Я покачал головой. Я частенько качаю головой.
– Ух! – сказал я.
И «Ух!» говорю частенько. Отчасти потому, что у меня фиговый словарный запас, отчасти потому, что иногда веду себя моложе своих лет. Мне тогда было шестнадцать, а теперь – семнадцать, а я иногда веду себя, словно тринадцатилетний. Смех, да и только, потому что во мне шесть футов и два с половиной дюйма[2], и седые волосы. Правда. Половина головы у меня – правая половина – вся в миллионах седых волосков. Это у меня с самого детства. И при этом я иногда веду себя как какой-нибудь двенадцатилетка. Все так говорят, особенно отец. И отчасти это так, но не всегда. Люди вечно уверены иногда, что это всегда. Мне начхать, только тоска иногда берет, когда мне говорят вести себя по возрасту. Иногда я веду себя гораздо старше своих лет – правда, – но этого люди никогда не замечают. Люди никогда ничего не замечают.

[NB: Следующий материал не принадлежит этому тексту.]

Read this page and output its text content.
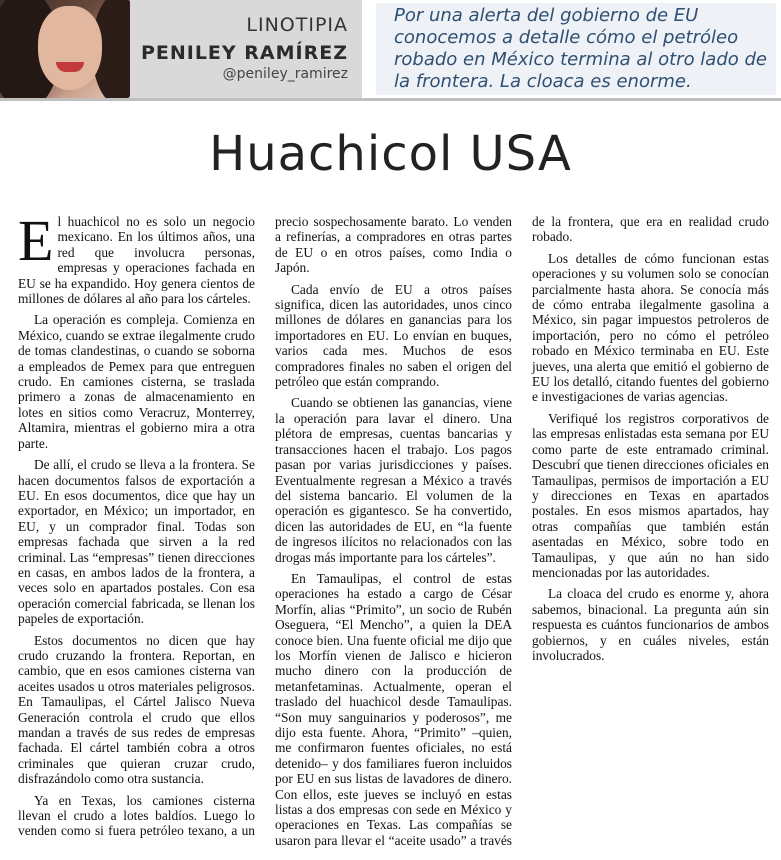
LINOTIPIA
PENILEY RAMÍREZ
@peniley_ramirez
Por una alerta del gobierno de EU conocemos a detalle cómo el petróleo robado en México termina al otro lado de la frontera. La cloaca es enorme.
Huachicol USA

El huachicol no es solo un negocio mexicano. En los últimos años, una red que involucra personas, empresas y operaciones fachada en EU se ha expandido. Hoy genera cientos de millones de dólares al año para los cárteles.

La operación es compleja. Comienza en México, cuando se extrae ilegalmente crudo de tomas clandestinas, o cuando se soborna a empleados de Pemex para que entreguen crudo. En camiones cisterna, se traslada primero a zonas de almacenamiento en lotes en sitios como Veracruz, Monterrey, Altamira, mientras el gobierno mira a otra parte.

De allí, el crudo se lleva a la frontera. Se hacen documentos falsos de exportación a EU. En esos documentos, dice que hay un exportador, en México; un importador, en EU, y un comprador final. Todas son empresas fachada que sirven a la red criminal. Las “empresas” tienen direcciones en casas, en ambos lados de la frontera, a veces solo en apartados postales. Con esa operación comercial fabricada, se llenan los papeles de exportación.

Estos documentos no dicen que hay crudo cruzando la frontera. Reportan, en cambio, que en esos camiones cisterna van aceites usados u otros materiales peligrosos. En Tamaulipas, el Cártel Jalisco Nueva Generación controla el crudo que ellos mandan a través de sus redes de empresas fachada. El cártel también cobra a otros criminales que quieran cruzar crudo, disfrazándolo como otra sustancia.

Ya en Texas, los camiones cisterna llevan el crudo a lotes baldíos. Luego lo venden como si fuera petróleo texano, a un precio sospechosamente barato. Lo venden a refinerías, a compradores en otras partes de EU o en otros países, como India o Japón.

Cada envío de EU a otros países significa, dicen las autoridades, unos cinco millones de dólares en ganancias para los importadores en EU. Lo envían en buques, varios cada mes. Muchos de esos compradores finales no saben el origen del petróleo que están comprando.

Cuando se obtienen las ganancias, viene la operación para lavar el dinero. Una plétora de empresas, cuentas bancarias y transacciones hacen el trabajo. Los pagos pasan por varias jurisdicciones y países. Eventualmente regresan a México a través del sistema bancario. El volumen de la operación es gigantesco. Se ha convertido, dicen las autoridades de EU, en “la fuente de ingresos ilícitos no relacionados con las drogas más importante para los cárteles”.

En Tamaulipas, el control de estas operaciones ha estado a cargo de César Morfín, alias “Primito”, un socio de Rubén Oseguera, “El Mencho”, a quien la DEA conoce bien. Una fuente oficial me dijo que los Morfín vienen de Jalisco e hicieron mucho dinero con la producción de metanfetaminas. Actualmente, operan el traslado del huachicol desde Tamaulipas. “Son muy sanguinarios y poderosos”, me dijo esta fuente. Ahora, “Primito” –quien, me confirmaron fuentes oficiales, no está detenido– y dos familiares fueron incluidos por EU en sus listas de lavadores de dinero. Con ellos, este jueves se incluyó en estas listas a dos empresas con sede en México y operaciones en Texas. Las compañías se usaron para llevar el “aceite usado” a través de la frontera, que era en realidad crudo robado.

Los detalles de cómo funcionan estas operaciones y su volumen solo se conocían parcialmente hasta ahora. Se conocía más de cómo entraba ilegalmente gasolina a México, sin pagar impuestos petroleros de importación, pero no cómo el petróleo robado en México terminaba en EU. Este jueves, una alerta que emitió el gobierno de EU los detalló, citando fuentes del gobierno e investigaciones de varias agencias.

Verifiqué los registros corporativos de las empresas enlistadas esta semana por EU como parte de este entramado criminal. Descubrí que tienen direcciones oficiales en Tamaulipas, permisos de importación a EU y direcciones en Texas en apartados postales. En esos mismos apartados, hay otras compañías que también están asentadas en México, sobre todo en Tamaulipas, y que aún no han sido mencionadas por las autoridades.

La cloaca del crudo es enorme y, ahora sabemos, binacional. La pregunta aún sin respuesta es cuántos funcionarios de ambos gobiernos, y en cuáles niveles, están involucrados.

Старик Спенсер снова принялся кивать. А кроме того, ковыряться в носу. Он делал вид, что просто чешет нос, а сам засунул весь свой заскорузлый палец. Наверно думал, ничего такого, раз в комнате никого, кроме меня. Мне все равно, только довольно противно смотреть, как кто-то ковыряется в носу.
Затем он сказал:
– Я имел честь познакомиться с твоими матушкой и папой, когда они беседовали с доктором Термером несколько недель назад. Прелестные люди.
– Да, согласен. Они очень хорошие.
Прелестные. Вот уж словечко, которое я ненавижу. Такая пошлятина. Как услышу, блевать тянет.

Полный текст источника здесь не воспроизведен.